I guess with 2 beads, for example, position on the ring (left or right) is not significant. If it were, you’d have to add at least one more configuration: purple on the right and gold on the left. How come it doesn’t matter?

October 16, 2008 at 5:44 am |

It has to do with what you define to be “the same” or “different”. In this problem the clasp is hidden, so you can take that middle necklace and rotate it 180° and then the purple and gold will be on opposite sides.

Likewise, in the necklace with two purple and one gold bead, you can rotate it around so that the gold bead is in one of the other spots.

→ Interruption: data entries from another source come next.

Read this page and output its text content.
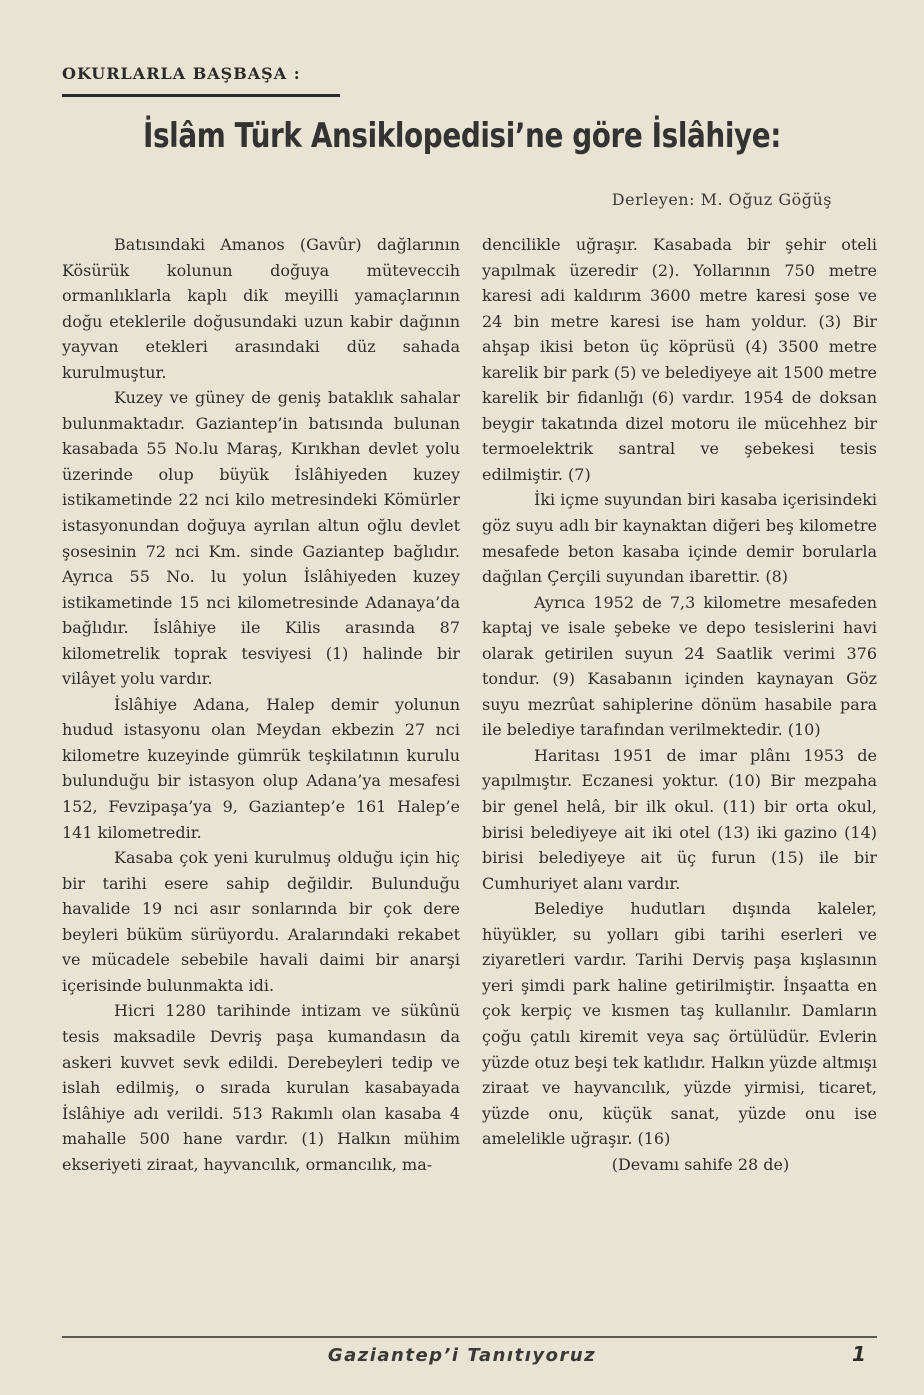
OKURLARLA BAŞBAŞA :
İslâm Türk Ansiklopedisi’ne göre İslâhiye:
Derleyen: M. Oğuz Göğüş

Batısındaki Amanos (Gavûr) dağlarının Kösürük kolunun doğuya müteveccih ormanlıklarla kaplı dik meyilli yamaçlarının doğu eteklerile doğusundaki uzun kabir dağının yayvan etekleri arasındaki düz sahada kurulmuştur.

Kuzey ve güney de geniş bataklık sahalar bulunmaktadır. Gaziantep’in batısında bulunan kasabada 55 No.lu Maraş, Kırıkhan devlet yolu üzerinde olup büyük İslâhiyeden kuzey istikametinde 22 nci kilo metresindeki Kömürler istasyonundan doğuya ayrılan altun oğlu devlet şosesinin 72 nci Km. sinde Gaziantep bağlıdır. Ayrıca 55 No. lu yolun İslâhiyeden kuzey istikametinde 15 nci kilometresinde Adanaya’da bağlıdır. İslâhiye ile Kilis arasında 87 kilometrelik toprak tesviyesi (1) halinde bir vilâyet yolu vardır.

İslâhiye Adana, Halep demir yolunun hudud istasyonu olan Meydan ekbezin 27 nci kilometre kuzeyinde gümrük teşkilatının kurulu bulunduğu bir istasyon olup Adana’ya mesafesi 152, Fevzipaşa’ya 9, Gaziantep’e 161 Halep’e 141 kilometredir.

Kasaba çok yeni kurulmuş olduğu için hiç bir tarihi esere sahip değildir. Bulunduğu havalide 19 nci asır sonlarında bir çok dere beyleri büküm sürüyordu. Aralarındaki rekabet ve mücadele sebebile havali daimi bir anarşi içerisinde bulunmakta idi.

Hicri 1280 tarihinde intizam ve sükûnü tesis maksadile Devriş paşa kumandasın da askeri kuvvet sevk edildi. Derebeyleri tedip ve islah edilmiş, o sırada kurulan kasabayada İslâhiye adı verildi. 513 Rakımlı olan kasaba 4 mahalle 500 hane vardır. (1) Halkın mühim ekseriyeti ziraat, hayvancılık, ormancılık, ma-

dencilikle uğraşır. Kasabada bir şehir oteli yapılmak üzeredir (2). Yollarının 750 metre karesi adi kaldırım 3600 metre karesi şose ve 24 bin metre karesi ise ham yoldur. (3) Bir ahşap ikisi beton üç köprüsü (4) 3500 metre karelik bir park (5) ve belediyeye ait 1500 metre karelik bir fidanlığı (6) vardır. 1954 de doksan beygir takatında dizel motoru ile mücehhez bir termoelektrik santral ve şebekesi tesis edilmiştir. (7)

İki içme suyundan biri kasaba içerisindeki göz suyu adlı bir kaynaktan diğeri beş kilometre mesafede beton kasaba içinde demir borularla dağılan Çerçili suyundan ibarettir. (8)

Ayrıca 1952 de 7,3 kilometre mesafeden kaptaj ve isale şebeke ve depo tesislerini havi olarak getirilen suyun 24 Saatlik verimi 376 tondur. (9) Kasabanın içinden kaynayan Göz suyu mezrûat sahiplerine dönüm hasabile para ile belediye tarafından verilmektedir. (10)

Haritası 1951 de imar plânı 1953 de yapılmıştır. Eczanesi yoktur. (10) Bir mezpaha bir genel helâ, bir ilk okul. (11) bir orta okul, birisi belediyeye ait iki otel (13) iki gazino (14) birisi belediyeye ait üç furun (15) ile bir Cumhuriyet alanı vardır.

Belediye hudutları dışında kaleler, hüyükler, su yolları gibi tarihi eserleri ve ziyaretleri vardır. Tarihi Derviş paşa kışlasının yeri şimdi park haline getirilmiştir. İnşaatta en çok kerpiç ve kısmen taş kullanılır. Damların çoğu çatılı kiremit veya saç örtülüdür. Evlerin yüzde otuz beşi tek katlıdır. Halkın yüzde altmışı ziraat ve hayvancılık, yüzde yirmisi, ticaret, yüzde onu, küçük sanat, yüzde onu ise amelelikle uğraşır. (16)

(Devamı sahife 28 de)

Gaziantep’i Tanıtıyoruz	1
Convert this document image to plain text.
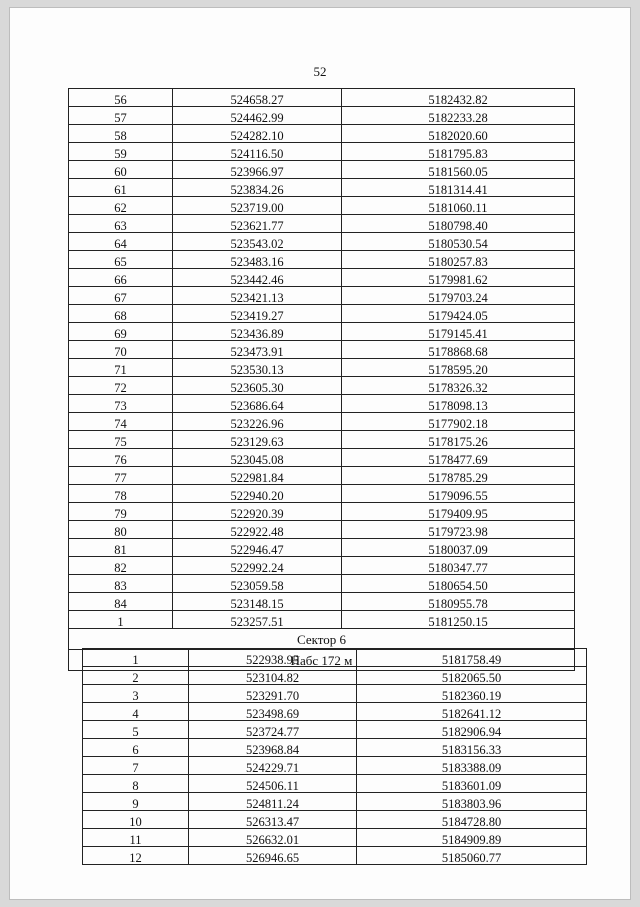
52
56	524658.27	5182432.82
57	524462.99	5182233.28
58	524282.10	5182020.60
59	524116.50	5181795.83
60	523966.97	5181560.05
61	523834.26	5181314.41
62	523719.00	5181060.11
63	523621.77	5180798.40
64	523543.02	5180530.54
65	523483.16	5180257.83
66	523442.46	5179981.62
67	523421.13	5179703.24
68	523419.27	5179424.05
69	523436.89	5179145.41
70	523473.91	5178868.68
71	523530.13	5178595.20
72	523605.30	5178326.32
73	523686.64	5178098.13
74	523226.96	5177902.18
75	523129.63	5178175.26
76	523045.08	5178477.69
77	522981.84	5178785.29
78	522940.20	5179096.55
79	522920.39	5179409.95
80	522922.48	5179723.98
81	522946.47	5180037.09
82	522992.24	5180347.77
83	523059.58	5180654.50
84	523148.15	5180955.78
1	523257.51	5181250.15
Сектор 6		
Набс 172 м		
1	522938.95	5181758.49
2	523104.82	5182065.50
3	523291.70	5182360.19
4	523498.69	5182641.12
5	523724.77	5182906.94
6	523968.84	5183156.33
7	524229.71	5183388.09
8	524506.11	5183601.09
9	524811.24	5183803.96
10	526313.47	5184728.80
11	526632.01	5184909.89
12	526946.65	5185060.77
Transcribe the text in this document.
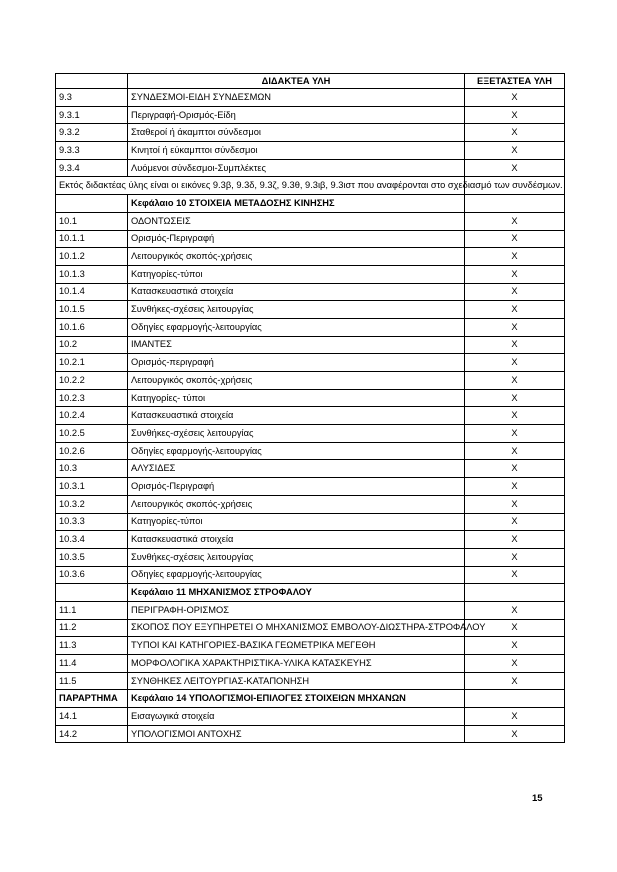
	ΔΙΔΑΚΤΕΑ ΥΛΗ	ΕΞΕΤΑΣΤΕΑ ΥΛΗ
9.3	ΣΥΝΔΕΣΜΟΙ-ΕΙΔΗ ΣΥΝΔΕΣΜΩΝ	Χ
9.3.1	Περιγραφή-Ορισμός-Είδη	Χ
9.3.2	Σταθεροί ή άκαμπτοι σύνδεσμοι	Χ
9.3.3	Κινητοί ή εύκαμπτοι σύνδεσμοι	Χ
9.3.4	Λυόμενοι σύνδεσμοι-Συμπλέκτες	Χ
Εκτός διδακτέας ύλης είναι οι εικόνες 9.3β, 9.3δ, 9.3ζ, 9.3θ, 9.3ιβ, 9.3ιστ που αναφέρονται στο σχεδιασμό των συνδέσμων.		
	Κεφάλαιο 10 ΣΤΟΙΧΕΙΑ ΜΕΤΑΔΟΣΗΣ ΚΙΝΗΣΗΣ	
10.1	ΟΔΟΝΤΩΣΕΙΣ	Χ
10.1.1	Ορισμός-Περιγραφή	Χ
10.1.2	Λειτουργικός σκοπός-χρήσεις	Χ
10.1.3	Κατηγορίες-τύποι	Χ
10.1.4	Κατασκευαστικά στοιχεία	Χ
10.1.5	Συνθήκες-σχέσεις λειτουργίας	Χ
10.1.6	Οδηγίες εφαρμογής-λειτουργίας	Χ
10.2	ΙΜΑΝΤΕΣ	Χ
10.2.1	Ορισμός-περιγραφή	Χ
10.2.2	Λειτουργικός σκοπός-χρήσεις	Χ
10.2.3	Κατηγορίες- τύποι	Χ
10.2.4	Κατασκευαστικά στοιχεία	Χ
10.2.5	Συνθήκες-σχέσεις λειτουργίας	Χ
10.2.6	Οδηγίες εφαρμογής-λειτουργίας	Χ
10.3	ΑΛΥΣΙΔΕΣ	Χ
10.3.1	Ορισμός-Περιγραφή	Χ
10.3.2	Λειτουργικός σκοπός-χρήσεις	Χ
10.3.3	Κατηγορίες-τύποι	Χ
10.3.4	Κατασκευαστικά στοιχεία	Χ
10.3.5	Συνθήκες-σχέσεις λειτουργίας	Χ
10.3.6	Οδηγίες εφαρμογής-λειτουργίας	Χ
	Κεφάλαιο 11 ΜΗΧΑΝΙΣΜΟΣ ΣΤΡΟΦΑΛΟΥ	
11.1	ΠΕΡΙΓΡΑΦΗ-ΟΡΙΣΜΟΣ	Χ
11.2	ΣΚΟΠΟΣ ΠΟΥ ΕΞΥΠΗΡΕΤΕΙ Ο ΜΗΧΑΝΙΣΜΟΣ ΕΜΒΟΛΟΥ-ΔΙΩΣΤΗΡΑ-ΣΤΡΟΦΑΛΟΥ	Χ
11.3	ΤΥΠΟΙ ΚΑΙ ΚΑΤΗΓΟΡΙΕΣ-ΒΑΣΙΚΑ ΓΕΩΜΕΤΡΙΚΑ ΜΕΓΕΘΗ	Χ
11.4	ΜΟΡΦΟΛΟΓΙΚΑ ΧΑΡΑΚΤΗΡΙΣΤΙΚΑ-ΥΛΙΚΑ ΚΑΤΑΣΚΕΥΗΣ	Χ
11.5	ΣΥΝΘΗΚΕΣ ΛΕΙΤΟΥΡΓΙΑΣ-ΚΑΤΑΠΟΝΗΣΗ	Χ
ΠΑΡΑΡΤΗΜΑ	Κεφάλαιο 14 ΥΠΟΛΟΓΙΣΜΟΙ-ΕΠΙΛΟΓΕΣ ΣΤΟΙΧΕΙΩΝ ΜΗΧΑΝΩΝ	
14.1	Εισαγωγικά στοιχεία	Χ
14.2	ΥΠΟΛΟΓΙΣΜΟΙ ΑΝΤΟΧΗΣ	Χ
15
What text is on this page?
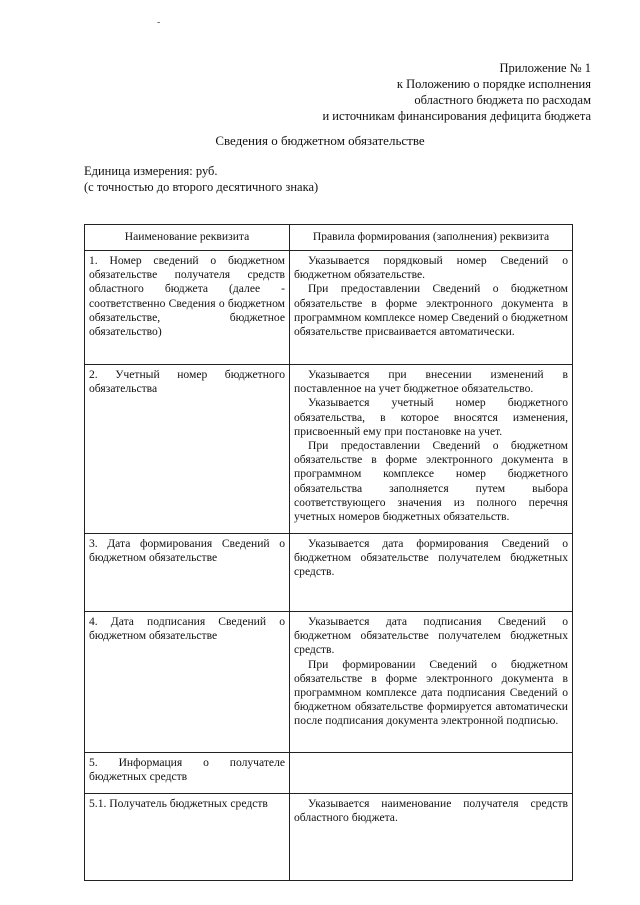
-
Приложение № 1
к Положению о порядке исполнения
областного бюджета по расходам
и источникам финансирования дефицита бюджета
Сведения о бюджетном обязательстве
Единица измерения: руб.
(с точностью до второго десятичного знака)
Наименование реквизита	Правила формирования (заполнения) реквизита
1. Номер сведений о бюджетном обязательстве получателя средств областного бюджета (далее - соответственно Сведения о бюджетном обязательстве, бюджетное обязательство)	Указывается порядковый номер Сведений о бюджетном обязательстве.

При предоставлении Сведений о бюджетном обязательстве в форме электронного документа в программном комплексе номер Сведений о бюджетном обязательстве присваивается автоматически.

2. Учетный номер бюджетного обязательства	Указывается при внесении изменений в поставленное на учет бюджетное обязательство.

Указывается учетный номер бюджетного обязательства, в которое вносятся изменения, присвоенный ему при постановке на учет.

При предоставлении Сведений о бюджетном обязательстве в форме электронного документа в программном комплексе номер бюджетного обязательства заполняется путем выбора соответствующего значения из полного перечня учетных номеров бюджетных обязательств.

3. Дата формирования Сведений о бюджетном обязательстве	Указывается дата формирования Сведений о бюджетном обязательстве получателем бюджетных средств.

4. Дата подписания Сведений о бюджетном обязательстве	Указывается дата подписания Сведений о бюджетном обязательстве получателем бюджетных средств.

При формировании Сведений о бюджетном обязательстве в форме электронного документа в программном комплексе дата подписания Сведений о бюджетном обязательстве формируется автоматически после подписания документа электронной подписью.

5. Информация о получателе бюджетных средств	

5.1. Получатель бюджетных средств	Указывается наименование получателя средств областного бюджета.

(If you didn’t allow the necklaces to rotate, then there would be one way with 0 beads, two ways with 1 bead, four ways with 2 beads [PP, PG, GP, GG], eight ways with 3 beads [PPP, PPG, PGP, GPP, PGG, GPG, GGP, GGG], and sixteen ways with 4 beads).

October 19, 2008 at 7:20 pm |

I’m getting a weird pattern in Pascal’s triangle. I guess I should go play with it more.

October 19, 2008 at 7:49 pm |

What pattern are you getting?

October 19, 2008 at 9:54 pm |

Arches up in the middle, divided by something… Let me verify that it holds for the next few numbers, and then I’ll post…

Jonathan